While my three colleagues were fully retired, I was still in active employment, often travelling overseas in my job as a cosmetic chemist with Unilever, so repair work had to be undertaken in bursts of activity when I was at home. As a result, the complete repair job took three months.

In September, with repair work nearing completion, I was aware that our skills did not extend to the rebuilding and replacement of the oak bench seat which had long since disappeared, so I called on resident Sneyd Park builder Mike Keefe, who agreed to offer his services to replace the seat free of charge.

All structural work being done, there remained only the sealing of the timbers and creosoting the roof before all was ready for the grand opening.

Invitations were sent out to all residents who had contributed to the earlier appeal and to Lord Mayor Peter Abraham and Lady Mayoress Pearl who were invited to cut the tape.

On Monday, September 30, 1991, the grand reopening took place, with the Lord Mayor and guests arriving in the famous green vintage omnibus.

During the work that summer, we had much contact with passers by who told us that the shelter had been built in about 1938 and had been the first bus stop on the Downs linking the tram, whose terminus was at Blackboy Hill, with the omnibus to the outer suburbs.

One lady mentioned that there had been trees on the corner near the shelter, and that in the late 1930s Oswald Moseley had addressed the crowd there as it was used as Speakers' Corner.

Having taken on board the task of repairing the shelter, I felt it my duty to maintain the shelter in good condition.

As a result, since 1991 – and as a personal therapy routine – the shelter is visited each Sunday morning at about 7.45am, before church, to remove all Saturday night rubbish and wash the floor, removing any~ urine and other excrement from the Saturday night activities.
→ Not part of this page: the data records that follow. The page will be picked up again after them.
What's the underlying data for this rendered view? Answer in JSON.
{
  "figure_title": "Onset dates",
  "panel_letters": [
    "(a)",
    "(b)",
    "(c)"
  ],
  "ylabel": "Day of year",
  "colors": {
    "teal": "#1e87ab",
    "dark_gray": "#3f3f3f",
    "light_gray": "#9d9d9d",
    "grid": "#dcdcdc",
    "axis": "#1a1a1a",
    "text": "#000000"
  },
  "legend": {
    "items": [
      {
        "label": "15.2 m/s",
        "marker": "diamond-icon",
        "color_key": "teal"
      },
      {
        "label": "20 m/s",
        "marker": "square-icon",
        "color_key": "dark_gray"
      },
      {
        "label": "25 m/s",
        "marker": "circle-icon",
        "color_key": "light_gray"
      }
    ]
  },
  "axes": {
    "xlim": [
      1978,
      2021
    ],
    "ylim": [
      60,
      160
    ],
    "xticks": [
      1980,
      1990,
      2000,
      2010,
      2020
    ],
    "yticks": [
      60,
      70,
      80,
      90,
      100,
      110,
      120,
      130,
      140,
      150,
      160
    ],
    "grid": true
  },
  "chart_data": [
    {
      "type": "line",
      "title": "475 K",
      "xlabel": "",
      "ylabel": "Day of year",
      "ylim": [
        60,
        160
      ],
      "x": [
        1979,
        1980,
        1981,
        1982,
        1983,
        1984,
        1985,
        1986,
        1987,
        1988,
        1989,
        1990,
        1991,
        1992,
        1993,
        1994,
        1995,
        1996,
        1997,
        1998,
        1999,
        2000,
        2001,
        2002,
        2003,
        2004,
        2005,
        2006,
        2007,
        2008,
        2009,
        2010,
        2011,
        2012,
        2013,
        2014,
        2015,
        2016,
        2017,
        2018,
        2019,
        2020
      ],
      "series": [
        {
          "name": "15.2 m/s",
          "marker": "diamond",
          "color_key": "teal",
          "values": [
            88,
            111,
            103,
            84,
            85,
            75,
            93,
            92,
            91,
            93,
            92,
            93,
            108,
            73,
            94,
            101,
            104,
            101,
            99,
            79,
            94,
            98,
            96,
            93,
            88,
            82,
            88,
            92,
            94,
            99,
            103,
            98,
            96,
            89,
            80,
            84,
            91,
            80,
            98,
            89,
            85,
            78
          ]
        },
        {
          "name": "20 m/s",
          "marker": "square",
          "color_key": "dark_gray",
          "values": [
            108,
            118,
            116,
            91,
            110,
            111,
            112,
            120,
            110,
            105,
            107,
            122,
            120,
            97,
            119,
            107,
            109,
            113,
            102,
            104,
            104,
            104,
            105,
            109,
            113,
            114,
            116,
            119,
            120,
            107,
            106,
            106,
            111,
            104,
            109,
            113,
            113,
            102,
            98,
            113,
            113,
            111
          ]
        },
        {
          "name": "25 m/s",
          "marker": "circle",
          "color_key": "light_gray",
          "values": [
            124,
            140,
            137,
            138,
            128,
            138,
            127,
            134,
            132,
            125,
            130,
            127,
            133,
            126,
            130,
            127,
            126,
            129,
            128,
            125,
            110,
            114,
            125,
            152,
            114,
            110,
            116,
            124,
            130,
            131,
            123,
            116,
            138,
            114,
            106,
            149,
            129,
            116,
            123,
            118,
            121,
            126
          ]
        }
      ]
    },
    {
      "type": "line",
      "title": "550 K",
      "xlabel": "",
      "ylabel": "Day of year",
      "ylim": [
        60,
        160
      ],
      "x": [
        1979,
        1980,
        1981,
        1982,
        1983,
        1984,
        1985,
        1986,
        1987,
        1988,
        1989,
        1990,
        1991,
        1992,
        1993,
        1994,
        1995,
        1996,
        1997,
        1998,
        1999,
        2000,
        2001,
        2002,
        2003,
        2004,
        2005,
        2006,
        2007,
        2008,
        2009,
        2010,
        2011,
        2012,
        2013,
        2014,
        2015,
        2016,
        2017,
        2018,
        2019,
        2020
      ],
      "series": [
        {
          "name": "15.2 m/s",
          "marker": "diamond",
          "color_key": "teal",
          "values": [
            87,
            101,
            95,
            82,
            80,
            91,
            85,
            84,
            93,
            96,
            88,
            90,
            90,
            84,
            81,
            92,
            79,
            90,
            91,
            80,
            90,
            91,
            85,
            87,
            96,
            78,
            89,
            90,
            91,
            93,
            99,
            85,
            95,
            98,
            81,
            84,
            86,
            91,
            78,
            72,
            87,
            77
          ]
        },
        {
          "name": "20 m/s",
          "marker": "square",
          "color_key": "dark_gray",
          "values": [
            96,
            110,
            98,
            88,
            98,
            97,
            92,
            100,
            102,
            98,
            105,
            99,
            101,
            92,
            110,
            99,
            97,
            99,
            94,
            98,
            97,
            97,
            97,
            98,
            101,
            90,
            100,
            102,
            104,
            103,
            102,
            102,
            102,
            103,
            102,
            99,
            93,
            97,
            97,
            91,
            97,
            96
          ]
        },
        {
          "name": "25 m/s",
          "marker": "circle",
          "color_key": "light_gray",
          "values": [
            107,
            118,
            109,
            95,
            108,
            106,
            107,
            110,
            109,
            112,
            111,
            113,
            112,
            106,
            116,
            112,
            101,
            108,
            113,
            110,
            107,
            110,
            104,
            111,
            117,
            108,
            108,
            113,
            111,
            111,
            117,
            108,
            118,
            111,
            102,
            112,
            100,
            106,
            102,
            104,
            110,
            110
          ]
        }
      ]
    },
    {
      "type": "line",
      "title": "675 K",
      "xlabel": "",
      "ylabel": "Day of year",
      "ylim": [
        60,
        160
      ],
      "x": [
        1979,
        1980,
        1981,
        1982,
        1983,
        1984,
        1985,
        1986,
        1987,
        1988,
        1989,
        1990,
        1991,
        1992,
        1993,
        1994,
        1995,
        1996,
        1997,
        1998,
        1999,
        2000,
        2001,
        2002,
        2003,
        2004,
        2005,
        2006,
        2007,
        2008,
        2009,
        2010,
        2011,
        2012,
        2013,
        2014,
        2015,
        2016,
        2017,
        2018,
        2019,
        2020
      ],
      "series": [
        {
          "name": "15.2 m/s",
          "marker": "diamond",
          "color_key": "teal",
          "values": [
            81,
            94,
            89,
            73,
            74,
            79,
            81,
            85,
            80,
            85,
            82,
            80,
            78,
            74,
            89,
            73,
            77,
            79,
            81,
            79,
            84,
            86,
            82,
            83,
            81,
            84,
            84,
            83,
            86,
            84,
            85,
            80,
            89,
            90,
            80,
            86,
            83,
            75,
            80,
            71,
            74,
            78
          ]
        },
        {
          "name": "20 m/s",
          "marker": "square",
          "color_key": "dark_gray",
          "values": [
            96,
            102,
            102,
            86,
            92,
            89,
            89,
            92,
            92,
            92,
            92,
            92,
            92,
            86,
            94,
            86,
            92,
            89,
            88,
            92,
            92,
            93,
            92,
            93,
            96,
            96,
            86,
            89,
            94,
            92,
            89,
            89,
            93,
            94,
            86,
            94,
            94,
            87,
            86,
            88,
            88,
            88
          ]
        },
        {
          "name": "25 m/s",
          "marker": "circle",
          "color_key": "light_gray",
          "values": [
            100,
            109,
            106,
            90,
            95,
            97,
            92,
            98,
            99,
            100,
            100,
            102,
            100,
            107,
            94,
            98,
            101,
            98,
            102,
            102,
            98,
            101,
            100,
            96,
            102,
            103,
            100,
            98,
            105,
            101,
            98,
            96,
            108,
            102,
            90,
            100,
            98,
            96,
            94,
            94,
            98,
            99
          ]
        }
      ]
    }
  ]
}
About 12 years ago, on one of my Sunday visits, I used to meet a little lady with her worldly goods in a wheelie cart who slept overnight in the shelter and went to the nearby ladies WC to undertake her daily ablutions. At that time, I often travelled to the Middle East on business, and she was usually there on Sunday morning reading The Times and asking me very knowledgeable questions about King Hussein and other Middle East issues. Such an incongruous encounter, and really rather sad, as I reflect back.

Over the years, any vandalism and graffiti (and there has been quite a lot) is repaired or removed within 24 hours. However, after one serious bout about five years ago just before Bonfire Night, vandals smashed the side in with an iron bar.

My good friend Aubrey Matthews who helps me re-varnish the shelter from time to time helped me repair the damaged side and install a laminated glass window to allow people to see the arriving buses. Sadly, this lasted only two years before being smashed, so we haven't replaced it.

Today, after 17 years of tender loving care, the shelter is still standing and in pretty good condition, despite the various assaults by thoughtless, drunken vandals.

Fast approaching my big 70, I do, however, plan to continue this labour of love for many years to come.